Duffy also asked the board to eliminate large events.

“To have this kind of event in the middle of a residential sections, it far, far exceeds what they agreed they would do,” Duffy said.

Tina Baronas, who also lives in the neighborhood, said people attending club events are turning around in potato fields and hayfields and dumping trash. There was also resistance to the idea of turning down the volume of music when complaints were made, Baronas said.

Neyhart pointed to a Zoning Board of Appeals decision in 1988, 35 years ago, that prohibited multiday events.

“Please help us enjoy our lives in our homes, that’s all we’re asking,” Neyhart said.

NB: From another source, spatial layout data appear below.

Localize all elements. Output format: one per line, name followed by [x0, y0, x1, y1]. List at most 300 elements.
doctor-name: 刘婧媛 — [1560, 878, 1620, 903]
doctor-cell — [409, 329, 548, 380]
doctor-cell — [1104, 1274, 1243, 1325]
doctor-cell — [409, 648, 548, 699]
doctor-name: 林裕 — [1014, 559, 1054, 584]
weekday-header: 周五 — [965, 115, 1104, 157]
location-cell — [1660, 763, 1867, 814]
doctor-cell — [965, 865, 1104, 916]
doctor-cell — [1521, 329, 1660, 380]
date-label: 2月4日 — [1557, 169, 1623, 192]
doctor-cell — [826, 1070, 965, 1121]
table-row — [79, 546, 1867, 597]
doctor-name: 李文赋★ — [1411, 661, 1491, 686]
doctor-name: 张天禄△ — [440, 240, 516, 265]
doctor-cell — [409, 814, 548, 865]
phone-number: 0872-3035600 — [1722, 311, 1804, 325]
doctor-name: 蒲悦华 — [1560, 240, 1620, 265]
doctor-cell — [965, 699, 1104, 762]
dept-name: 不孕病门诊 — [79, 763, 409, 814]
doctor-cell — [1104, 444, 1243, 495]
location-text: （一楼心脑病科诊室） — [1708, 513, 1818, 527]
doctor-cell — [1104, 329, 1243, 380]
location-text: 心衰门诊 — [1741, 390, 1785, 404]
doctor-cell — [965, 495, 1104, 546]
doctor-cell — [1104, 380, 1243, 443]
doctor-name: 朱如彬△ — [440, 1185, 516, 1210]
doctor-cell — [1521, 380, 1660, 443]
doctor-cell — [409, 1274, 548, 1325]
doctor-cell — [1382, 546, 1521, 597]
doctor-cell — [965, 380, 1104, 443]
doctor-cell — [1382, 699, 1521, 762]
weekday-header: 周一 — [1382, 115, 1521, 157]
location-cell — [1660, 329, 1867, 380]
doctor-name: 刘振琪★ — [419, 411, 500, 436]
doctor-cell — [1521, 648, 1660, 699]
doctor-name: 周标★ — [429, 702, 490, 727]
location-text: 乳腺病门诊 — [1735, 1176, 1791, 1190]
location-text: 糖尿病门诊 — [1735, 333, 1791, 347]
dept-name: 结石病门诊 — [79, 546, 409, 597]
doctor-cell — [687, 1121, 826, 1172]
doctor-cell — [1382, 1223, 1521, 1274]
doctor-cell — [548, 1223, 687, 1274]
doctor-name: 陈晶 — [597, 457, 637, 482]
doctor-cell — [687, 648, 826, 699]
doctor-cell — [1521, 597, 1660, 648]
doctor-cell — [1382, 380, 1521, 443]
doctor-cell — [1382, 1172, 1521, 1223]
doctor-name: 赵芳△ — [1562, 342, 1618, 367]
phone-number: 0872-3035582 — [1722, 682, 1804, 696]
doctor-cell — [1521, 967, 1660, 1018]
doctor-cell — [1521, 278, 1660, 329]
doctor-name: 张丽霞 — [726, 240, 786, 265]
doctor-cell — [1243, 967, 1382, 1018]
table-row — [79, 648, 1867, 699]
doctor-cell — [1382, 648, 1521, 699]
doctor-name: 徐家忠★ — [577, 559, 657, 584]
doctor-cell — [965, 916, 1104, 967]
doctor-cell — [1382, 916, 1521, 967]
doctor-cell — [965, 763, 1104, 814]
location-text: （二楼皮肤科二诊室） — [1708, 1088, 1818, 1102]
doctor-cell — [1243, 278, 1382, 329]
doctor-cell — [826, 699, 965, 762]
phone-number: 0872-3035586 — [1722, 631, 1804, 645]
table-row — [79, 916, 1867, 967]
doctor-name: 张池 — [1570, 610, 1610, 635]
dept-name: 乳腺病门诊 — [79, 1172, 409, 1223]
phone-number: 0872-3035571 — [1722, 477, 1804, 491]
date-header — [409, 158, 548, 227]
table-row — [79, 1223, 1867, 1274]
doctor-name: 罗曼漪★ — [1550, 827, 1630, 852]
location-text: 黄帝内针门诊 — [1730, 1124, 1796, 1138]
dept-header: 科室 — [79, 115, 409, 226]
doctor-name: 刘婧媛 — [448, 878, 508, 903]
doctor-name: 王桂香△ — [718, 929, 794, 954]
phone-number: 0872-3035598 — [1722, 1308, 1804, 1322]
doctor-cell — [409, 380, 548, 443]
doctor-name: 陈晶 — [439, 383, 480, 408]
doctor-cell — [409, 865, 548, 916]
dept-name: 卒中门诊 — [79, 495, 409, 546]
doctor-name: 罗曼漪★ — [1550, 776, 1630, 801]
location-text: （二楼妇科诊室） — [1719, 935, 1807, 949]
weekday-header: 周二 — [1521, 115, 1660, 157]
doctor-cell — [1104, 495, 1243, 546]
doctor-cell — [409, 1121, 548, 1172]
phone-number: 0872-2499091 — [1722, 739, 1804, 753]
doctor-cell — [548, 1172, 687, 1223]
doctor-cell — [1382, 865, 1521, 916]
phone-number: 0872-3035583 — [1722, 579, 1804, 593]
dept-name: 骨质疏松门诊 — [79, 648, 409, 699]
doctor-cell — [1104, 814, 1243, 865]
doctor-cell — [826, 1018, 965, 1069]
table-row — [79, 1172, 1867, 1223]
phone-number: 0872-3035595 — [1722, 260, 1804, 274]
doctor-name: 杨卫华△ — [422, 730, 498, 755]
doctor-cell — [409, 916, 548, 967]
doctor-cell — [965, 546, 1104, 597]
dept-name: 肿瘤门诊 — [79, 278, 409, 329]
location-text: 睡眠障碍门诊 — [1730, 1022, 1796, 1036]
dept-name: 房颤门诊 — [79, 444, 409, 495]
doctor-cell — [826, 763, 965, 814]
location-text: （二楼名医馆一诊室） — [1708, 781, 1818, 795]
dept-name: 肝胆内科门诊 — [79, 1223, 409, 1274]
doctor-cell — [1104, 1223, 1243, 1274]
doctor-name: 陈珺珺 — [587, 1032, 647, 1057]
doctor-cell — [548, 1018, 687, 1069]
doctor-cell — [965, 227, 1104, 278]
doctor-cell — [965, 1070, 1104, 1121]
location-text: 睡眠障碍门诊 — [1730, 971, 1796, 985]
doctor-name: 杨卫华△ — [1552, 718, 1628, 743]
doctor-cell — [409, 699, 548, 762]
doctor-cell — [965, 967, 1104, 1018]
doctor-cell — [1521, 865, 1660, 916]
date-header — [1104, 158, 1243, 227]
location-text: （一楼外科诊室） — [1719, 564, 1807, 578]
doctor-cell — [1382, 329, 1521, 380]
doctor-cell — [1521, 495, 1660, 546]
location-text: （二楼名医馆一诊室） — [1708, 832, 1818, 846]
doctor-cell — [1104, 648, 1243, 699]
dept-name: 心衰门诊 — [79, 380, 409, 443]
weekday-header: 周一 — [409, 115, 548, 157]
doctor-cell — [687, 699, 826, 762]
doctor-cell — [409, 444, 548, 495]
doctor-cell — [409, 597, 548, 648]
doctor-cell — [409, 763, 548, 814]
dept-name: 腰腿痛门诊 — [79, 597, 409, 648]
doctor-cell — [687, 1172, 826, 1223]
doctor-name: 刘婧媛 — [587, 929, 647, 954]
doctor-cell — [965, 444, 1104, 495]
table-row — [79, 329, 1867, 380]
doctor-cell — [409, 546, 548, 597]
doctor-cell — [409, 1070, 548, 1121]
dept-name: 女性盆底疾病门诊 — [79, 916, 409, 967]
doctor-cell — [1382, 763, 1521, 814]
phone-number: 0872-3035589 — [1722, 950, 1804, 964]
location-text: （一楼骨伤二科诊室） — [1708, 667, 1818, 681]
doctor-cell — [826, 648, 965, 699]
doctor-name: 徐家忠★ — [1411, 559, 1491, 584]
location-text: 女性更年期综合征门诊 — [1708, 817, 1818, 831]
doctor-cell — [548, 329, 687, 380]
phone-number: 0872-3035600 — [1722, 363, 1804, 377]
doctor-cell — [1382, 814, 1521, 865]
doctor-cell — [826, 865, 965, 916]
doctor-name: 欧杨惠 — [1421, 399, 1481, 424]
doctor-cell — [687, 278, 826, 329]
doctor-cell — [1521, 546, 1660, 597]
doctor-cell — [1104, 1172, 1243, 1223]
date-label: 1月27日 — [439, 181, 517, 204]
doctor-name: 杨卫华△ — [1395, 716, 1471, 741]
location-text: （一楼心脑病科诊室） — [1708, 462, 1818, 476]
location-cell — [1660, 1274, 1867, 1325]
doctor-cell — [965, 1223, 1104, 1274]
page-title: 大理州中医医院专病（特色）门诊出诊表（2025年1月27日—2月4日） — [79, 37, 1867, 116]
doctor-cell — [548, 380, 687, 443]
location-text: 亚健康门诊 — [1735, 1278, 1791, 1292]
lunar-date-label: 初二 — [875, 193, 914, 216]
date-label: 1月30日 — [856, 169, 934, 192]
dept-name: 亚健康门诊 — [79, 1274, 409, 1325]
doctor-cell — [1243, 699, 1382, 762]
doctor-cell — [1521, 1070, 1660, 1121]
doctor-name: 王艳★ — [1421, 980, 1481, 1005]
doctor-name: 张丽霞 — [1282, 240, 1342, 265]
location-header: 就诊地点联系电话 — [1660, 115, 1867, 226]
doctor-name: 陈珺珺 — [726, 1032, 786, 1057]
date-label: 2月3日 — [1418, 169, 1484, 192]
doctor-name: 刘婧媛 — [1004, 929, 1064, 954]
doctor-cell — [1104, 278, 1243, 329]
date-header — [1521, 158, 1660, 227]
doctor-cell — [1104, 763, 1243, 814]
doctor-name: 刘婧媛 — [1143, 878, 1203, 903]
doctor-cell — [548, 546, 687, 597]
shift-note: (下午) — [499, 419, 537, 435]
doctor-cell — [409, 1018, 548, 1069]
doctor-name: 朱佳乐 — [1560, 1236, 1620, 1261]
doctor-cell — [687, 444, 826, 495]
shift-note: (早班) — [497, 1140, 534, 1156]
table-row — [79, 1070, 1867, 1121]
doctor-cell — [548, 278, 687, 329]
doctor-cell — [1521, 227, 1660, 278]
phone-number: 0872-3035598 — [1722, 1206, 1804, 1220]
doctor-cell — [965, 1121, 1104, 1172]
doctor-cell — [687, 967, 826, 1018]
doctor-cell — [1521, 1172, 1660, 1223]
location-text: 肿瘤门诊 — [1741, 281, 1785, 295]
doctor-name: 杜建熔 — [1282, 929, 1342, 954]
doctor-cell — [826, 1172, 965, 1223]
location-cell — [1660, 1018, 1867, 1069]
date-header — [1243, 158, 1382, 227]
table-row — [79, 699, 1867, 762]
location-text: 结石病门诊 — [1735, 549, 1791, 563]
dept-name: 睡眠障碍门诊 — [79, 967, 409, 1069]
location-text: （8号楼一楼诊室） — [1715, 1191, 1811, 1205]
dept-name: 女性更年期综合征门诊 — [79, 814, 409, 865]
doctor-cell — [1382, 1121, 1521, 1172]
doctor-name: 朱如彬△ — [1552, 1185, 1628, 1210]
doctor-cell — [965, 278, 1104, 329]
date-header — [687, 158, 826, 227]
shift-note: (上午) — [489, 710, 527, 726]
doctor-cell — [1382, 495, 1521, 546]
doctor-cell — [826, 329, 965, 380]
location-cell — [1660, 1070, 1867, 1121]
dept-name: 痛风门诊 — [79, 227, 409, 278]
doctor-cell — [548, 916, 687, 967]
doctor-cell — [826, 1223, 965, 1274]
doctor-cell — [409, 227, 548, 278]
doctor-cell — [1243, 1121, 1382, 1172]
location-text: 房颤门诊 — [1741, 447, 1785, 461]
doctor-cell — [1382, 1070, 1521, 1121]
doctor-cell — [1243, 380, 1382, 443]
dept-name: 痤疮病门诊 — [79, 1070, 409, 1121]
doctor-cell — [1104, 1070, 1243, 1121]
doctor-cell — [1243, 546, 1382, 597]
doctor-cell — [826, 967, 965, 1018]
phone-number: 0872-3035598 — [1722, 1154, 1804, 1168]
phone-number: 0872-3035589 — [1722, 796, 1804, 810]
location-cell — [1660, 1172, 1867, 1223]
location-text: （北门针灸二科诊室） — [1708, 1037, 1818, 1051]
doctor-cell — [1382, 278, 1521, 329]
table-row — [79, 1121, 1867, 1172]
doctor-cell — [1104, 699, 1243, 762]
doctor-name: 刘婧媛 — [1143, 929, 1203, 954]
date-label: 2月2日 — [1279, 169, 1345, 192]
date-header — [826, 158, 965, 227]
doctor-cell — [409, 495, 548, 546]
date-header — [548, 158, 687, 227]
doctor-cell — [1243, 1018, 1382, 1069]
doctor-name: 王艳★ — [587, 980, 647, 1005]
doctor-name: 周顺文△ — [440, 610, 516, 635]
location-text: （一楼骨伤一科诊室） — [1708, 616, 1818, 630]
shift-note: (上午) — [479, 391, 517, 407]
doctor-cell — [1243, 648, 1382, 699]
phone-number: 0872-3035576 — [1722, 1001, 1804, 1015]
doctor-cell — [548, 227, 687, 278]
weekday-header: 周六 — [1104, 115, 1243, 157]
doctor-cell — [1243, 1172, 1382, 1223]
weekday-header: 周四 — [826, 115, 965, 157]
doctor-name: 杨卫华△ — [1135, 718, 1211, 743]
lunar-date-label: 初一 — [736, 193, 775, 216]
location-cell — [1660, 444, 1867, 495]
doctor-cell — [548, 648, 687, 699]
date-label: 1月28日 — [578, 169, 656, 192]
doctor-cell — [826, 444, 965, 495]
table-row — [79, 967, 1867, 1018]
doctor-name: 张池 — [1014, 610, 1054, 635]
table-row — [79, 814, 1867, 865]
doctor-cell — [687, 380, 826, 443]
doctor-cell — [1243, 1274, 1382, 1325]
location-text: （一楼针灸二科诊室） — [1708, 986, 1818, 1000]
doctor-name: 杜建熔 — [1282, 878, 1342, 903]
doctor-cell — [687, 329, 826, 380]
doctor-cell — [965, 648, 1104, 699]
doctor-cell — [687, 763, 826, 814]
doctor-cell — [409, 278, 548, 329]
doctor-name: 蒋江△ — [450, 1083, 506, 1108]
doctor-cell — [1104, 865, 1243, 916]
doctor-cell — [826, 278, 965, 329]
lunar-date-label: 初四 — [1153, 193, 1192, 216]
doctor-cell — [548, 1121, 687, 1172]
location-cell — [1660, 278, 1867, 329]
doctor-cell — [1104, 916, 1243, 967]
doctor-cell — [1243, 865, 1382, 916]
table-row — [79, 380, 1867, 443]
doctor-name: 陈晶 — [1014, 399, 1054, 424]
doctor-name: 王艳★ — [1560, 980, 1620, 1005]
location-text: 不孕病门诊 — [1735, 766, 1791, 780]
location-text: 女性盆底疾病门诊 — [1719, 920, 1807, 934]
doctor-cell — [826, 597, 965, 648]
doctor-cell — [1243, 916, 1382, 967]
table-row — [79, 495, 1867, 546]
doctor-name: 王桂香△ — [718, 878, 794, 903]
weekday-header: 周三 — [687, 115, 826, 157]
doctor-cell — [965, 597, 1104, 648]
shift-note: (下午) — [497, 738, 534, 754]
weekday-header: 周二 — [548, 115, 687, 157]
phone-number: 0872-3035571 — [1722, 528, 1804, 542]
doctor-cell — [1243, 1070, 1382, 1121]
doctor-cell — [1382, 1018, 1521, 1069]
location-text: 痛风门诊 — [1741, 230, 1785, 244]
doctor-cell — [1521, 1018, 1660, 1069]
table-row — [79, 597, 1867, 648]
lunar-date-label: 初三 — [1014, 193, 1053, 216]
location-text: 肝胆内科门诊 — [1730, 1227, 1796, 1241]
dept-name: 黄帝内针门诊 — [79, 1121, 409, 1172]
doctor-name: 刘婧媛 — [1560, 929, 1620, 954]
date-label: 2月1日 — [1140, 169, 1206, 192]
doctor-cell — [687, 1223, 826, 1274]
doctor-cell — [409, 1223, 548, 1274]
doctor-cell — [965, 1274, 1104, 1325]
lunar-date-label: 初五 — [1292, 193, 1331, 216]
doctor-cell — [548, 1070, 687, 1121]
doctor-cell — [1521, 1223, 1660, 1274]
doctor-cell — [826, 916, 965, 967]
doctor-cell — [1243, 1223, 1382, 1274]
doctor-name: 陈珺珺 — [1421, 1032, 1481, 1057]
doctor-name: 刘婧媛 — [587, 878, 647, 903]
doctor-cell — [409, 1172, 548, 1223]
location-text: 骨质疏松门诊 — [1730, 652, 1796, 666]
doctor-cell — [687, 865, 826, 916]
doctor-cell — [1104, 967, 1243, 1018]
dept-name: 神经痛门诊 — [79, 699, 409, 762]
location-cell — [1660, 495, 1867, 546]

Thomas Reidy, an attorney with Bacon Wilson PC, who represents the club, said the information is helpful as planning takes place for future events.

“We’re going to see what we can do. We want to be good neighbors,” Reidy said.

During the meeting, John Mieczkowski of Sunrise Drive, a former Select Board member, defended the club, noting he is fed up with people being negative toward an institution that does good for the town, providing a ballfield and pavilion, especially when other people don’t want to serve or volunteer to help out the town.

“I want this board to look at what they’re doing for the community,” Mieczkowski said.

“Everybody’s got to complain,” Mieczkowski said. “There’s maybe three events they have there, and they can’t tolerate that?”

The board took the information under advisement. Select Board member Molly Keegan said the town’s noise bylaw, and state rules, prohibit unreasonable noise around the clock.

Select Board member Joyce Chunglo said the Young Men’s Club, though, has always abided by getting live music to end by 10 p.m., the cutoff in the bylaw.

Chunglo said she would be inclined to find a compromise.

“I think we should all try to work together to make it all feasible for people,” Chunglo said.